I am still tired, but really……………….. I am freakin awesome people!!!!!!

 For instance, last night I slept for 10 hours like a baby!  We All slept with our bedrooms doors wide open and unlocked every single night so far, just because we could!

I suppose my real feelings are mirrored in my almost 11 yr old. He came to me asking, “Am I supposed to be sad?” To which I answered, “Honey, you aren’t supposed to be anything you aren’t.  Everything has been so crazy, there isn’t one right way to feel. How do you Really feel inside?” With eyes on the floor he answers,  “Really happy, and glad. But I just keep thinking that I should feel bad because I would feel really feel bad if it was A. or L. I feel bad that I don't feel bad.”

Yeah, I know…………I know…………and sometimes those feelings of guilt wash over me, too.  Plus, of course, the next thought for me that goes something like.  “If they (house parents/workers in residential facility) can do _____ then what is wrong with me?”   Uh, huh! Yeah.  I know.

I just hug him tight, and hug myself, too.  I whisper to both of us that “God knows what He is doing and after everything that has gone down, it makes sense to feel glad, relieved, happy, and grateful. It also makes sense to feel guilty, too.  I reminded him (and me) that N was happy to go.  He was excited and he didn’t feel bad when he said goodbye either.”

Little Mr. A. isn’t quite that old yet. He is cool with just being happy and not worrying if that is okay or not.  He has hugged me repeatedly saying, “I am so happy and I don’t know why, but this day is just a good day for everyone.” or “I am so happy my door doesn’t have to be locked, it just makes me sing and I feel like hugging everyone.” Hug away my friend, we all need it!!!!

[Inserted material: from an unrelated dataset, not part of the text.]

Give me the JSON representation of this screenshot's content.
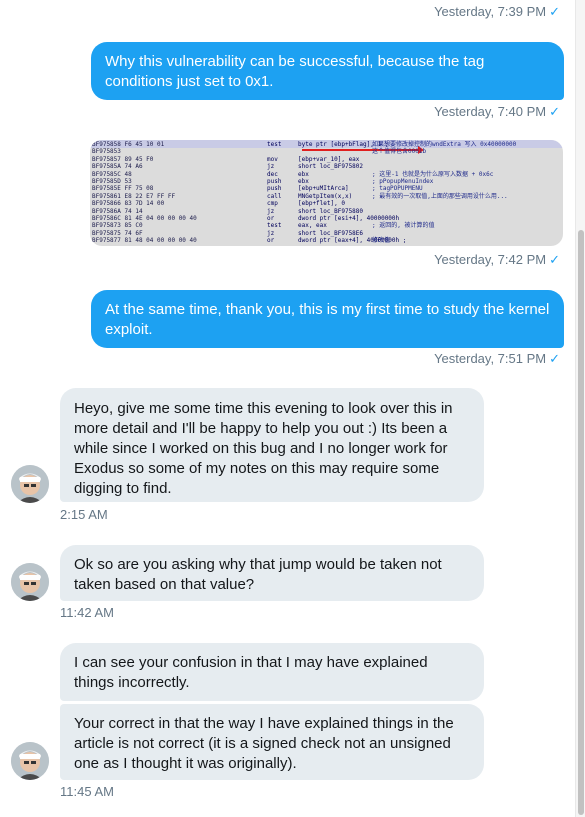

I know it isn’t over yet, that thought lurks at the back of my mind and haunts me.
I don’t know what the end results are going to be, the ride isn’t finished and how I wish I had a permanent answer.

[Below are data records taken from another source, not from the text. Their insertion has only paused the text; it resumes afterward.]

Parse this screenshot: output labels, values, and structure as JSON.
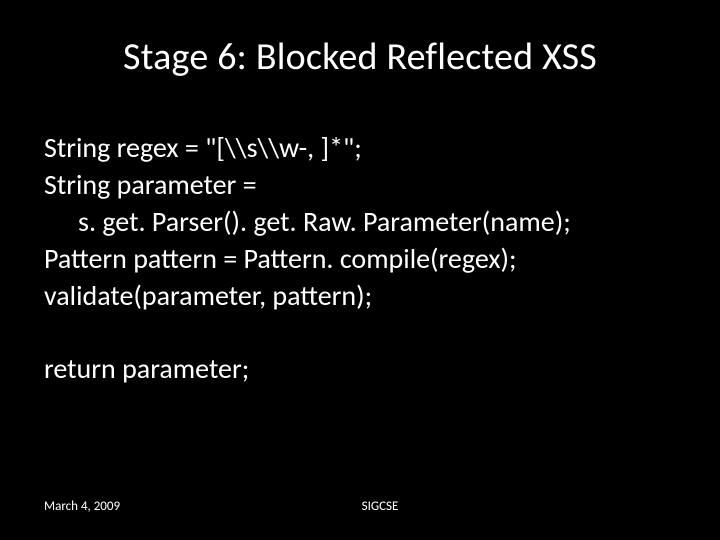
{
  "title": "Stage  6: Blocked Reflected XSS",
  "code": {
    "l1": "String regex = \"[\\\\s\\\\w-, ]*\";",
    "l2": "String parameter =",
    "l3": "s. get. Parser(). get. Raw. Parameter(name);",
    "l4": "Pattern pattern = Pattern. compile(regex);",
    "l5": "validate(parameter, pattern);",
    "l6": "return parameter;"
  },
  "footer": {
    "date": "March 4, 2009",
    "event": "SIGCSE"
  }
}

But for now, for this very moment, the pressure has been relieved.  We have space to heal around here, to normalize, to breathe and smile and sing and dance and enjoy family life.

So this is me being happy, 
living in this here very moment 
with abandonment and joy. 



If you think this is weird, or psycho, let me guess,
You have not lived with an individual who has a diagnosis of RAD, ODD, severe CD, and ADHD.  You might not even know what those letters stand for.  : )  Lucky you! I am happy for you, I really am!